Jean-Christophe Anderson fait partie des cinq stagiaires de la Fondation Jean-Charles-Bonenfant à l’Assemblée nationale jusqu’en juin prochain. CRÉDIT:MARC-ANDRÉGRENIER

Originaire de Saint-Nicolas, Jean-Christophe Anderson est l’un des cinq stagiaires qui participent au stage de la Fondation Jean-Charles-Bonenfant depuis le mois de septembre dernier. Ce stage, qui se terminera en juin, lui permet de découvrir les coulisses de l’Assemblée nationale en étant jumelé à un député du parti au pouvoir et un député d’un parti de l’opposition, il participera également à une mission exploratoire en Argentine à partir du 16 février prochain et s’affaire à la rédaction d’un essai tout au long de ce stage.

Au cours de l’automne dernier, Jean-Christophe Anderson était aux côtés du député caquiste de la circonscription de Chauveau, Sylvain Lévesque. Cet hiver, c’est la députée du Parti libéral de la circonscription de Maurice-Richard, Marie Montpetit, que le stagiaire de 25 ans suivra.

«C’est extrêmement intéressant de pouvoir voir les deux côtés de la médaille. Encore ce matin, une députée me disait qu’elle était un peu jalouse de nous puisqu’on peut voir dans différentes lunettes les manières de faire», partage d’emblée le Lévisien.

Avant de mettre les pieds à l’Assemblée nationale, celui qui a fait son baccalauréat en philosophie à l’Université Laval et sa maîtrise à l’Université d’Ottawa n’en connaissait «pas plus qu’un citoyen normal qui s’intéresse à la politique». 

Pendant ces dix mois de stage, Jean-Christophe consacre la majorité de son temps à l’Assemblée nationale.

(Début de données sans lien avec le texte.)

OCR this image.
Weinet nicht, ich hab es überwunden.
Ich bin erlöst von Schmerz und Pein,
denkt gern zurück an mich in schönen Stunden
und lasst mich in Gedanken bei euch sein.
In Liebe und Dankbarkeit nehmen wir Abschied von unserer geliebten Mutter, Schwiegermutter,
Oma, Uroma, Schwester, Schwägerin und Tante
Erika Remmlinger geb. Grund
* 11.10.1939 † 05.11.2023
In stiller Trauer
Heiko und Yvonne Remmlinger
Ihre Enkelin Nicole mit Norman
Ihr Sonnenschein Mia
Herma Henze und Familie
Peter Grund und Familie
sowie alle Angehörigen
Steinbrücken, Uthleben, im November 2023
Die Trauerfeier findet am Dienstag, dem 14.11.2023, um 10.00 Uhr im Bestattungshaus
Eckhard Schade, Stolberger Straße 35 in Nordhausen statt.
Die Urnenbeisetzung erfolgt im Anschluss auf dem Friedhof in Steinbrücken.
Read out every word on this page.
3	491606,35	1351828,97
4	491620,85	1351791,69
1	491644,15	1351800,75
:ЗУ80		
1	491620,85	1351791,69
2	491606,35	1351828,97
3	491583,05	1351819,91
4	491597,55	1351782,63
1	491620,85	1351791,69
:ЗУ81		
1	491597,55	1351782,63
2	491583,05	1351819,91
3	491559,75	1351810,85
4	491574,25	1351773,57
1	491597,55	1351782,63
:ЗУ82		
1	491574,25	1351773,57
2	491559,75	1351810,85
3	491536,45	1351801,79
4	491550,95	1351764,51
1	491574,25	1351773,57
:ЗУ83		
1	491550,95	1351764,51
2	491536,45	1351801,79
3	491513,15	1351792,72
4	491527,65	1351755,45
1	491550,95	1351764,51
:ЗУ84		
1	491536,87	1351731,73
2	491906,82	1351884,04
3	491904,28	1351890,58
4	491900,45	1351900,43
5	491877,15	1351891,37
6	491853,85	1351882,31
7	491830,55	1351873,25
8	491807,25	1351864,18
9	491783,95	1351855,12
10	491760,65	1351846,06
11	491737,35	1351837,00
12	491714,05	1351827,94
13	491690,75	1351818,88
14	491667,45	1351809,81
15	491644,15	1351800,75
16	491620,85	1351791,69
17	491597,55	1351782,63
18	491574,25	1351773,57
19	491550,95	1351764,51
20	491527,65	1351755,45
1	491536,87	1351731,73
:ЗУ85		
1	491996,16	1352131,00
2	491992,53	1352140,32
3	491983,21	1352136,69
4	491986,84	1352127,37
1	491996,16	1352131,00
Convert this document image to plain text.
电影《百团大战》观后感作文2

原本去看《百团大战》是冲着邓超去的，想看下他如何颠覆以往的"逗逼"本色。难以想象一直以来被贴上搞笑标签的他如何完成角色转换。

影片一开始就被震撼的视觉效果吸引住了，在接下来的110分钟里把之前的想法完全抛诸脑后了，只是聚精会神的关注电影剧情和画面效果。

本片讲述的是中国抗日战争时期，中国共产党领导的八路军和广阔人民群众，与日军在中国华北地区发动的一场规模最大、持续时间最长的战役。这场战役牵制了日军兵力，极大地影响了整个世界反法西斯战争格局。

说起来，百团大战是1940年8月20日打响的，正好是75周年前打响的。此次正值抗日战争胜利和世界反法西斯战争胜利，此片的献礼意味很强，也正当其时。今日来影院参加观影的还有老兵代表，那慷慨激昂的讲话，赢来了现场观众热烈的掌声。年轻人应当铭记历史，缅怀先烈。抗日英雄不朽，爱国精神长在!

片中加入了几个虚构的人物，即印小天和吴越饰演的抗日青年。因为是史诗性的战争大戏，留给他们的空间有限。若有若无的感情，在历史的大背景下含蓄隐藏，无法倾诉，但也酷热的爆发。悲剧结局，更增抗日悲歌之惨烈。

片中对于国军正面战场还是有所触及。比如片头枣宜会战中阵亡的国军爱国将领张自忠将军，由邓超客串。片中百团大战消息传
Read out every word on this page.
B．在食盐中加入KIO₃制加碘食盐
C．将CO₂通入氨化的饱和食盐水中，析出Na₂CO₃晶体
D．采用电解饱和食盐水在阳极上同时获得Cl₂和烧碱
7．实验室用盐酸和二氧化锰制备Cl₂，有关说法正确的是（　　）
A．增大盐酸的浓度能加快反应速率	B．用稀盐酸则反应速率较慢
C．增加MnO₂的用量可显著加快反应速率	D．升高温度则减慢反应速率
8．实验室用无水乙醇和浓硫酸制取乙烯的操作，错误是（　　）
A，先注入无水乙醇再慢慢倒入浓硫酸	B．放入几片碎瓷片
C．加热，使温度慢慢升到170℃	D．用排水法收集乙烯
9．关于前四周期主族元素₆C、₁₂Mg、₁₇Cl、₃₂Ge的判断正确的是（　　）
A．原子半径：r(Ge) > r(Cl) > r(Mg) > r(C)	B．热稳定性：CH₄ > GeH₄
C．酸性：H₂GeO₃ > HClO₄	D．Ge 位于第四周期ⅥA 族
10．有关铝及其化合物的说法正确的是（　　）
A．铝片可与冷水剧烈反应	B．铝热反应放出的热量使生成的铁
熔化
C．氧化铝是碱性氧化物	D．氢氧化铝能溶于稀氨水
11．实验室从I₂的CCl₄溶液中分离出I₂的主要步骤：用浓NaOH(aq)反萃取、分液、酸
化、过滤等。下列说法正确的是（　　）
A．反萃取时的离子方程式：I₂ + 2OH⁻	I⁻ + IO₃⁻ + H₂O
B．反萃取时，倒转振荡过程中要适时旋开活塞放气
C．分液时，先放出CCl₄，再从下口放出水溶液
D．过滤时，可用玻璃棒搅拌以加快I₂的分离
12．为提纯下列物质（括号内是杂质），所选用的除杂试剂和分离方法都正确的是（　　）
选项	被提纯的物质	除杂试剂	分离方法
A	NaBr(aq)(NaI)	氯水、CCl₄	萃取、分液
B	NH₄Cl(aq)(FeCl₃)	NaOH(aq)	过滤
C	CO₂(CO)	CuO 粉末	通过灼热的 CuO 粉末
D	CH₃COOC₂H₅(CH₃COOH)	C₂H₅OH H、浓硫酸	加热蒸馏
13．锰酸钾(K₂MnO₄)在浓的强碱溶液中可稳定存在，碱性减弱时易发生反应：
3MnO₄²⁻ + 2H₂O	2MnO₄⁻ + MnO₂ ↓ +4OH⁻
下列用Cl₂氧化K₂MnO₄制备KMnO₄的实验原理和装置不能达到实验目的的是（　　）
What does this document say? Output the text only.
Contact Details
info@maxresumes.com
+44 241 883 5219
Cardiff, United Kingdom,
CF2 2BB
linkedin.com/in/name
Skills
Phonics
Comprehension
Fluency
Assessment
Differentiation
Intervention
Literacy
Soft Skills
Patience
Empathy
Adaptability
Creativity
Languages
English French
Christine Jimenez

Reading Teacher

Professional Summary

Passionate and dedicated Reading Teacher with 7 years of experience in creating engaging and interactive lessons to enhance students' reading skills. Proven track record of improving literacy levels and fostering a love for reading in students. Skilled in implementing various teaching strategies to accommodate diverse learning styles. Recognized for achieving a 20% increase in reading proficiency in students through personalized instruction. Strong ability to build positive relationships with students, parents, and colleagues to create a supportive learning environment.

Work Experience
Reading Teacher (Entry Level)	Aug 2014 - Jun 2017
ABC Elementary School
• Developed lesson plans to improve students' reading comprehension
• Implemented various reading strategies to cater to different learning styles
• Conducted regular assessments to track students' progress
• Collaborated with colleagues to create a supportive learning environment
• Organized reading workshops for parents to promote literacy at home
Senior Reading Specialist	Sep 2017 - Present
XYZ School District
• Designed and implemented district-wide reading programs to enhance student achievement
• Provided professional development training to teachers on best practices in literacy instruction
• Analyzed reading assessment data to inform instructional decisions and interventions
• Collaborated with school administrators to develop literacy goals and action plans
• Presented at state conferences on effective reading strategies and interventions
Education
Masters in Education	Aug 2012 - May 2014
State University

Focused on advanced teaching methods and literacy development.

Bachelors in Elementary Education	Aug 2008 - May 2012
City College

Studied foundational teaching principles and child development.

«Il n’y a pas de journée ‘‘normale’’, tout vari selon l’agenda du député que nous suivons. […] On tente de s’adapter au calendrier du parlementaire et quand on a du temps libre, on doit travailler d’autres projets entre stagiaires comme la mission en Argentine, par exemple», souligne le stagiaire.

En plus de cet accès aux premières loges de l’Assemblée nationale, le stage de la Fondation Jean-Charles-Bonenfant offre à ces stagiaires une vue d’ensemble de la fonction publique puisqu’ils rencontreront le protecteur du citoyen, le vérificateur général, le directeur général des élections, le commissaire à l’éthique et la déontologie ainsi que le commissaire au lobbyisme. 

«Au point de vue d’universitaire, le stage m’a apporté une compréhension vraiment fine du système parlementaire québécois, non seulement d’un point de vue formel, mais également concret, comment ça marche pour de vrai. […] Côté carrière, on se fait un réseau de contacts fantastique, mais ça offre aussi une compréhension d’ensemble de la fonction publique», met en lumière Jean-Christophe.

Une mission exploratoire et la rédaction d’un essai

Dans les prochains jours, Jean-Christophe Anderson et ses quatre collègues s’envoleront vers l’Argentine afin d’étudier les mesures constitutionnelles de protection de l’environnement adoptées dans ce pays.

«On va tenter de rencontrer des députés, des juges, des avocats, des organisations non gouvernementales (ONG), toutes sortes d’acteurs afin de déterminer si ces mesures sont efficaces et si elles ont influencé les parlementaires depuis leur adoption. On va comparer avec la situation actuelle au Québec et distribuer le fruit de nos recherches à l’Assemblée nationale et à ceux qui seront intéressés», soutient le Lévisien.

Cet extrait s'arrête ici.